Comment 34 Arkadiusz Miskiewicz 2014-08-11 04:50:26 UTC
Currently (Dell XPS) I'm increasing number of steps using this patch:

http://git.pld-linux.org/gitweb.cgi?p=packages/kde4-kdebase-workspace.git;a=blob_plain;f=kde4-kdebase-workspace-brightness-step.patch;hb=HEAD

--- kde-workspace-4.11.10/powerdevil/daemon/backends/upower/powerdevilupowerbackend.cpp~	2014-06-08 12:55:49.000000000 +0200
+++ kde-workspace-4.11.10/powerdevil/daemon/backends/upower/powerdevilupowerbackend.cpp	2014-08-05 20:09:46.321671397 +0200
@@ -321,7 +321,7 @@
 
     float currentBrightness = brightness(controlType);
 
-    int step = 10;
+    int step = 2;
     if (controlType == Keyboard) {
         // In case the keyboard backlight has only 5 or less possible values,
         // 10% are not enough to hit the next value. Lets use 30% because
Comment 35 AnAkkk 2014-08-24 10:40:32 UTC
I think this is actually a kernel bug, which was fixed in linux 3.17. In the meantime you can set video.brightness_switch_enabled=0 in the kernel parameters to work around it.
Comment 36 Kai Uwe Broulik 2014-12-27 12:26:27 UTC
The step calculation in PowerDevil 5 is a bit more complicated and will actually ensure it's always 10% no matter how many or few actual values your hardware accepts.
Battery monitor, starting in Plasma 5.2, will now use the full range of brightness available on your hardware for the sliders. As for the Fn keys, I was planning on changing it from 10% to 5% steps to be consistent with KMix.
Comment 37 Jonathan Riddell 2015-03-11 19:17:45 UTC
This bug is reported on libsolid which is the kdelibs4 version of the solid library.  It is now in maintenance mode.  If you think it should still be fixed in the KDE Frameworks 5 version of solid please move it to or report a bug on frameworks-solid or Powerdevil.
Comment 38 CaCO3 2015-11-14 20:56:44 UTC
For me, 20 steps is way to much! I would prefer to have 10 or so, like it was before.
Also, as a site note, the speaker volume has 15 steps, not 10 or 20 as stated in comment 36.
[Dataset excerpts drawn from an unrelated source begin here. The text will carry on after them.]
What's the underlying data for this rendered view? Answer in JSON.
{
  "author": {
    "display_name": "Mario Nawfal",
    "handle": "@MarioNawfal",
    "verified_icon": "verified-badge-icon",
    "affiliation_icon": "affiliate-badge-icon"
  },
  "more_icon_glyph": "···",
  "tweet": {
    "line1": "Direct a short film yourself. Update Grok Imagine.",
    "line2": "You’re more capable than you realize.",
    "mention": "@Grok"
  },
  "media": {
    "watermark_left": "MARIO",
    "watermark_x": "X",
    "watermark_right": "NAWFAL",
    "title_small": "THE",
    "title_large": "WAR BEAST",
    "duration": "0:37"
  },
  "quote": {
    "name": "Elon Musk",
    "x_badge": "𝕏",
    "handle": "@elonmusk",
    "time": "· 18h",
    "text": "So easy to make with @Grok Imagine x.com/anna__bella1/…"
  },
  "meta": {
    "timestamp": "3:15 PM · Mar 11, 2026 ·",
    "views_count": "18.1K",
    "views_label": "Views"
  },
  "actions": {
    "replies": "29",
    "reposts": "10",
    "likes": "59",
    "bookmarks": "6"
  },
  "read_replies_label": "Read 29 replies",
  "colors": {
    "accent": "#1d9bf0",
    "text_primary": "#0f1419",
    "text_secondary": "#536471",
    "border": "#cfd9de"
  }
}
I use Kubuntu 15.10 with KDE Frameworks 5.15.0 on a Thinkpad T440s.
Comment 39 Andrew Crouthamel 2018-09-04 15:45:11 UTC
Hello! Sorry to be the bearer of bad news, but this project has been unmaintained for many years so I am closing this bug. Please try again with the latest version and submit a new bug to frameworks-solid if your issue persists. Thank you!